Il rendimento di Romelu Lukaku

“Con la Fiorentina abbiamo toccato il fondo. Partita brutta e l’Inter non segna; manca un goleador, Romelu Lukaku ha sbagliato gol che facevo anche io. Speriamo di aver toccato il fondo e di risalire da ora in avanti”, ha detto sull’attuale momento della squadra di Simone Inzaghi.

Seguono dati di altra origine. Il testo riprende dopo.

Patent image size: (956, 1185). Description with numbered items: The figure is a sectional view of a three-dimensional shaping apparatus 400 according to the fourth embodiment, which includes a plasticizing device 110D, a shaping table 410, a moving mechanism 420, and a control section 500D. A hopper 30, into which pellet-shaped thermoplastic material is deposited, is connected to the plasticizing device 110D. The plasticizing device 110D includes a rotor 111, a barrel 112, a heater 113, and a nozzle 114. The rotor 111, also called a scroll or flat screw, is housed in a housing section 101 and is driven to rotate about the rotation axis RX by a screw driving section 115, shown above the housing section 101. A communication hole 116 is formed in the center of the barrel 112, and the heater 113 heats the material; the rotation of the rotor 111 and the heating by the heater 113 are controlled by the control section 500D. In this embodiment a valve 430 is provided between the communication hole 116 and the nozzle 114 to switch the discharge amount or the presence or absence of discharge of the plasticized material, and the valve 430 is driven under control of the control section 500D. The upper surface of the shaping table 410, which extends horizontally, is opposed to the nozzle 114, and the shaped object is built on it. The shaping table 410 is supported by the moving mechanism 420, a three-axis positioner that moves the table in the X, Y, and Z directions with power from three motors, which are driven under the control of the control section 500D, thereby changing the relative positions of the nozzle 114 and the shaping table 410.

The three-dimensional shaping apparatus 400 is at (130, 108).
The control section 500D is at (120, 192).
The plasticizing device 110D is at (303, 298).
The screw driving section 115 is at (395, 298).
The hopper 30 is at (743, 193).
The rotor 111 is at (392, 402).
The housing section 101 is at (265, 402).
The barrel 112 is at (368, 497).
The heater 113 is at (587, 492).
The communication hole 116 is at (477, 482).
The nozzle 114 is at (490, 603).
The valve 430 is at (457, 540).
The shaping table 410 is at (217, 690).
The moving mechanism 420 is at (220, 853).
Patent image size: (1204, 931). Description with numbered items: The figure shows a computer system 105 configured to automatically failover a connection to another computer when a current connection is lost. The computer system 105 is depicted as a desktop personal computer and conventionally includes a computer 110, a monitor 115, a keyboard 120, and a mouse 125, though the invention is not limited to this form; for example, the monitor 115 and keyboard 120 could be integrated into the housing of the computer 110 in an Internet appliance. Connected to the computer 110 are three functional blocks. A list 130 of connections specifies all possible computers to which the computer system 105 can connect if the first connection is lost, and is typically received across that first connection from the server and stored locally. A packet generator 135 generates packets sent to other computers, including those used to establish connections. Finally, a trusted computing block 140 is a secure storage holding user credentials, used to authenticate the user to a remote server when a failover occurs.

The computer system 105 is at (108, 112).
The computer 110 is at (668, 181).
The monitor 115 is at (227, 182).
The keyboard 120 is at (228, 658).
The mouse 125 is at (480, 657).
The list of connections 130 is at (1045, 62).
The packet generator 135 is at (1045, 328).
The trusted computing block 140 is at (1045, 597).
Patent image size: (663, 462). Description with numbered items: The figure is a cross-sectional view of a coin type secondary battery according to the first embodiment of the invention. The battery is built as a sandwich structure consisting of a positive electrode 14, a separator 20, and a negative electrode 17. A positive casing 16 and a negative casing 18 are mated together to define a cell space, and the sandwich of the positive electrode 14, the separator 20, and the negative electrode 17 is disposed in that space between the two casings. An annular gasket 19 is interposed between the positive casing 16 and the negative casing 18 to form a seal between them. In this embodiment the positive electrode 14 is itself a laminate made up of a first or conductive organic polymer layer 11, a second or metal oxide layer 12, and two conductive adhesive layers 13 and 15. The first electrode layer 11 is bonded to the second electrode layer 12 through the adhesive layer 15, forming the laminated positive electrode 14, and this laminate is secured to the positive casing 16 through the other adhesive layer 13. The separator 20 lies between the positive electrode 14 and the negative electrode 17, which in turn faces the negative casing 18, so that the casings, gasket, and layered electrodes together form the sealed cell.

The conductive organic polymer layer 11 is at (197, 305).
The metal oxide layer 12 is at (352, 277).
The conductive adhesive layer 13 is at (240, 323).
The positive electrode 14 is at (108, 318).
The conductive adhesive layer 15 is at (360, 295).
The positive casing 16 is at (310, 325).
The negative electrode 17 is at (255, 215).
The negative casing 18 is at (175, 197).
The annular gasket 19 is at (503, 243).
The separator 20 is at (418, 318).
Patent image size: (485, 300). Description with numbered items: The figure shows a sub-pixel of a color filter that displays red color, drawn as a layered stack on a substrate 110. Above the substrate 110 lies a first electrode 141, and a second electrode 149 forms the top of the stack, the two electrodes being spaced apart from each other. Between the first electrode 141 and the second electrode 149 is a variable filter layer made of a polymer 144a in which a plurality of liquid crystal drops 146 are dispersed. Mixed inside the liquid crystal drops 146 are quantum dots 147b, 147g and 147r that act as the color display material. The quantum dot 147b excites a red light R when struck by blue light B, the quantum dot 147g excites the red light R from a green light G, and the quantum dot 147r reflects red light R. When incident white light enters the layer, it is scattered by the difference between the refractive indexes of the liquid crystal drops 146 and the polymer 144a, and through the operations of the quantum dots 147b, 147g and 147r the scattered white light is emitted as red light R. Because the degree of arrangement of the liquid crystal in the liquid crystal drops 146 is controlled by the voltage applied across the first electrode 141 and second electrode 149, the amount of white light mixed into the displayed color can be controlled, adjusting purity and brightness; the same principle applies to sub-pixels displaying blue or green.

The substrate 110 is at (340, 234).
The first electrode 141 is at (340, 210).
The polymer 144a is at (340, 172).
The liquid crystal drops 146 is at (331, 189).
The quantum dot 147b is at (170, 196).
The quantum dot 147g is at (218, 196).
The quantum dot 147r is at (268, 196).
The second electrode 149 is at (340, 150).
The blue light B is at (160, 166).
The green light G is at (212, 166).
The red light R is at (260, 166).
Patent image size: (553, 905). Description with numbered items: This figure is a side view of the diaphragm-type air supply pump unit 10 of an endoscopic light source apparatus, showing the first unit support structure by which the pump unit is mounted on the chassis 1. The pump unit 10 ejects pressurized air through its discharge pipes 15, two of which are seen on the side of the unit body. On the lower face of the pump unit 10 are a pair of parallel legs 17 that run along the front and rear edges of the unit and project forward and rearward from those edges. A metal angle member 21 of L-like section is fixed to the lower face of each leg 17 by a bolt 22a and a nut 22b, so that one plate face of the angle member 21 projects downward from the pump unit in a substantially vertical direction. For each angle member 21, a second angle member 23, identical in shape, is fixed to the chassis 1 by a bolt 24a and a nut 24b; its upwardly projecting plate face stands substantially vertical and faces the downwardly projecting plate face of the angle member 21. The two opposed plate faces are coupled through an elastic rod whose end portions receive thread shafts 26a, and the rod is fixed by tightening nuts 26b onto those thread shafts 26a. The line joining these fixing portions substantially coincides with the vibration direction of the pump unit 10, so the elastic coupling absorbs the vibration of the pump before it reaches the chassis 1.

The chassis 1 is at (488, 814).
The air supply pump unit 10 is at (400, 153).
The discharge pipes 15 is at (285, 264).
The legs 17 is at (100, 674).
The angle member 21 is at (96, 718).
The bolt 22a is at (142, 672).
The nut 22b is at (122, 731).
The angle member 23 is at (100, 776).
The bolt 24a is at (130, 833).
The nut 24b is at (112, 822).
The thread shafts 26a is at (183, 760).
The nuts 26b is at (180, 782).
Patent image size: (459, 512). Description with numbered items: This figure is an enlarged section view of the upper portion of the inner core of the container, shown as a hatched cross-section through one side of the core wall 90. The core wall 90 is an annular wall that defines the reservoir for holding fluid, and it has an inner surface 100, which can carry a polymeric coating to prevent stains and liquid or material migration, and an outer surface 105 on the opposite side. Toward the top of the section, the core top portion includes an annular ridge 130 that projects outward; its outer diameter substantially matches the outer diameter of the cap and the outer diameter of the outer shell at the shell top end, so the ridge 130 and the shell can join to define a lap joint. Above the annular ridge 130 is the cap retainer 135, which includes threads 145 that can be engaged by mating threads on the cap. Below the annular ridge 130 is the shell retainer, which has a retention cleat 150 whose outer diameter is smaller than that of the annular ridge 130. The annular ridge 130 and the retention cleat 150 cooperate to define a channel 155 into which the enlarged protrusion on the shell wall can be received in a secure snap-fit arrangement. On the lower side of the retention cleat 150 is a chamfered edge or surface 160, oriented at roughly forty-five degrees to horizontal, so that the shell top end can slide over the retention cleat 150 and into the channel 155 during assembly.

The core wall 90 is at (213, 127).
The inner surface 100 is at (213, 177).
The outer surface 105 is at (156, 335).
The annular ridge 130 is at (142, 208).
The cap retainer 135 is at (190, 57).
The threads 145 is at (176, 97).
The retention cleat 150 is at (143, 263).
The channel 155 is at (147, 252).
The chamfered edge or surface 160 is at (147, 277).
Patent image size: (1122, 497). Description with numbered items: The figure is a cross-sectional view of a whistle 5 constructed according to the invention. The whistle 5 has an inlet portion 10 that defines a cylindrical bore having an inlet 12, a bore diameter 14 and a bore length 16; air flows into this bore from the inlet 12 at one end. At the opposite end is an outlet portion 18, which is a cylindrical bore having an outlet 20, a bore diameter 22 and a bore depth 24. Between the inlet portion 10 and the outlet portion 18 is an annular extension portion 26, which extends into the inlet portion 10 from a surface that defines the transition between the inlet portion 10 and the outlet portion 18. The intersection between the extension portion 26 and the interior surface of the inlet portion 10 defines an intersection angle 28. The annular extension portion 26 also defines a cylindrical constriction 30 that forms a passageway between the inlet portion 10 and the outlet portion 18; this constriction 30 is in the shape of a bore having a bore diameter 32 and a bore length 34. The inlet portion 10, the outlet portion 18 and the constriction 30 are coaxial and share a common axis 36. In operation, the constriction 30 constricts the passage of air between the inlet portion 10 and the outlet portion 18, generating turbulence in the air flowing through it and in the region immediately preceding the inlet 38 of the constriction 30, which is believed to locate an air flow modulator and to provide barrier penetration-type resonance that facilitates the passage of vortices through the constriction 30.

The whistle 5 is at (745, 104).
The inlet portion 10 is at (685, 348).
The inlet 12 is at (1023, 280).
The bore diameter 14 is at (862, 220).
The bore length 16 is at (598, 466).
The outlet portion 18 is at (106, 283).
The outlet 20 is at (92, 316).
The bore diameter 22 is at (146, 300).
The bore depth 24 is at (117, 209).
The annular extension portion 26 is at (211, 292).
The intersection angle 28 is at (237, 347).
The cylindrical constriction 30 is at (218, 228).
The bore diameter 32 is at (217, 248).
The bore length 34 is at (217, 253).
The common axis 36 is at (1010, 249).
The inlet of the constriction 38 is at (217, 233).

Pellegrini ha poi aggiunto sull’attaccante della nazionale belga Romelu Lukaku: “Quando è tornato dall’Inghilterra non è stato il Lukaku che conoscevamo. Non è colpa di Inzaghi, non è in forma; non so che guaio abbia avuto ma è un giocatore irriconoscibile. Pareva essersi ripreso con i gol in Nazionale”

Il prossimo allenatore dell’Inter

L’ex presidente dell’Inter in altri passaggi durante la sua intervista a “La politica nel pallone” ha parlato anche della possibilità dell’esonero di Inzaghi: “Conto ancora sull’attuale allenatore perché possa riprendersi e fare un bel filotto finale in campionato”.

Infine si è soffermato sull’ipotesi Conte-bis: “Lui è andato via, non so se in malo modo, non spetta a me pensare a lui. Antonio Conte è un grandissimo allenatore, lo ha dimostrato anche alla Juventus oltre che all’Inter, ma non so se un ritorno sia gradito e fortunato”.